RepeatRunner is a CGL-based program that integrates RepeatMasker with BLASTX to provide a comprehensive means of identifying repetitive elements. Because RepeatMasker identifies repeats by means of similarity to a nucleotide library of known repeats, it often fails to identify highly divergent repeats and divergent portions of repeats, especially near repeat edges. To remedy this problem, RepeatRunner uses BLASTX to search a database of repeat encoded proteins (reverse transcriptases, gag, env, etc...). Because protein homologies can be detected across larger phylogenetic distances than nucleotide similarities, this BLASTX search allows RepeatRunner to identify divergent protein coding portions of retro-elements and retro-viruses not detected by RepeatMasker. RepeatRunner merges its BLASTX and RepeatMasker results to produce a single, comprehensive XML-based output. It also masks the input sequence appropriately. In practice RepeatRunner has been shown to greatly improve the efficacy of repeat identifcation. RepeatRunner can also be used in conjunction with PILER-DF - a program designed to identify novel repeats - and RepeatMasker to produce a comprehensive system for repeat identification, characterization, and masking in the newly sequenced genomes.
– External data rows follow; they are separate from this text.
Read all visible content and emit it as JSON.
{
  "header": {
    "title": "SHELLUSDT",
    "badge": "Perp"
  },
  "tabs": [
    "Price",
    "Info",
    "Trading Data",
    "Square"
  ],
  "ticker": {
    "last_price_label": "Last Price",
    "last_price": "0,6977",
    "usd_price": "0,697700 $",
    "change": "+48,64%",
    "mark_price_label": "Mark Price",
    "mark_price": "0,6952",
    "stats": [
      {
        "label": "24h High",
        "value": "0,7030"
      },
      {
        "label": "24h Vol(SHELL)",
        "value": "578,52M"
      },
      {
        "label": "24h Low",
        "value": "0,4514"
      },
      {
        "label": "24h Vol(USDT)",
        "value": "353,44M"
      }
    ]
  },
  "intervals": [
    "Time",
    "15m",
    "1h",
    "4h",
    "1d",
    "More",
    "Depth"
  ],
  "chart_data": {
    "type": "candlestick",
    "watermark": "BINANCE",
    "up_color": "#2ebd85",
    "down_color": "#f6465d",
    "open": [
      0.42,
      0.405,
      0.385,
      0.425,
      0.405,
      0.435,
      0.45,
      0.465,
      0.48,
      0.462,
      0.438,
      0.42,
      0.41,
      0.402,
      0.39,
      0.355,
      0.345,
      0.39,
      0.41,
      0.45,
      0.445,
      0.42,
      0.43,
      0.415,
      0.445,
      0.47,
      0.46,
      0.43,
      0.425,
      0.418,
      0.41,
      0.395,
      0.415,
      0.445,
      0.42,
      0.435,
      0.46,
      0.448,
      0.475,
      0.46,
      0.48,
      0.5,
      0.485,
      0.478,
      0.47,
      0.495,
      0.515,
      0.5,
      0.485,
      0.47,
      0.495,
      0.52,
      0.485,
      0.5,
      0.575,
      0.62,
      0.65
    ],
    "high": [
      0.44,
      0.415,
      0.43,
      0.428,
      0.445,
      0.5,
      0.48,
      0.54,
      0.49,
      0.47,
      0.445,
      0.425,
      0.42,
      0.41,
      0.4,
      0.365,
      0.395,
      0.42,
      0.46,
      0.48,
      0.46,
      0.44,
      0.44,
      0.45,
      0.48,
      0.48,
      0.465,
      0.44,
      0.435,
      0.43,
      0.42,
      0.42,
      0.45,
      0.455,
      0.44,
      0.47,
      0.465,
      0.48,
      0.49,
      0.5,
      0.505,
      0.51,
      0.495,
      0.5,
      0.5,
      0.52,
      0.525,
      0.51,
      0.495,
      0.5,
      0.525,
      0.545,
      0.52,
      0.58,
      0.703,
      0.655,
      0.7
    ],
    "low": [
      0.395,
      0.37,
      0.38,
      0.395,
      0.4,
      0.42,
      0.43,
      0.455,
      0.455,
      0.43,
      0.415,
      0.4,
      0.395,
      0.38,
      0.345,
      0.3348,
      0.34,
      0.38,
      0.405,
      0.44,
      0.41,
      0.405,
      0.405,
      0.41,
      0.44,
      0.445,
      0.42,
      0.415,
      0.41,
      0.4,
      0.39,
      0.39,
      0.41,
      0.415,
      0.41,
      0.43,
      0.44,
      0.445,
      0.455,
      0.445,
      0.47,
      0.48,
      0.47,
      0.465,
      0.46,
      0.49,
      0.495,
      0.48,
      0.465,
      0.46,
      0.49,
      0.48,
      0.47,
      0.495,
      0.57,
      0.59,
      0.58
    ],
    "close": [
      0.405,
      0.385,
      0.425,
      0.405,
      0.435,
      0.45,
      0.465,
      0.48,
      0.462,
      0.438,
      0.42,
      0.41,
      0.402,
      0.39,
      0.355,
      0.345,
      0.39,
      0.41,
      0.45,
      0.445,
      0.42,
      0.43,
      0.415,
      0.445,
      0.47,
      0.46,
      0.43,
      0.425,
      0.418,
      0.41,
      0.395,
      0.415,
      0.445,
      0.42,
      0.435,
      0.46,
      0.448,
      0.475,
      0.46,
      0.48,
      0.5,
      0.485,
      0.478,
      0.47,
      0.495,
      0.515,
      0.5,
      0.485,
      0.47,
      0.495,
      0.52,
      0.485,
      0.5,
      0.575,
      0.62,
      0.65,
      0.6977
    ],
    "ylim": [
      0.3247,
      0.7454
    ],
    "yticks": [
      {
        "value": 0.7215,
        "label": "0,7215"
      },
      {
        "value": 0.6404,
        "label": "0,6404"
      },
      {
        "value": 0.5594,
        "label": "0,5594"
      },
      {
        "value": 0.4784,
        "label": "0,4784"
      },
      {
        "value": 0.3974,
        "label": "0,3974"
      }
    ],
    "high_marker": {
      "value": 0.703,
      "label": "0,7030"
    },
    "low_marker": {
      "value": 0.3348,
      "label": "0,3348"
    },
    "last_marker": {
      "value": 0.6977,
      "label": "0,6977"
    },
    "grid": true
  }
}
ImagePlane is python based image analysis software designed for the automated analysis of images of the animal S. mediterranea. This software allows the animals's neoblasts to be quantified and tested for assymetries along its veritcal and hoizontal axes. ImagePlane also allows simple mophology categorizations to be made based on the overall shape of the animal.
CGL is a software library designed to facilitate the use of genome annotations as substrates for computation and experimentation; we call it "CGL", an acronym for Comparitive Genomics Library, and pronounce it "Seagull". The purpose of CGL is to provide an informatics infrastructure for a laboratory, department, or research institute engaged in the large-scale analysis of genomes and their annotations.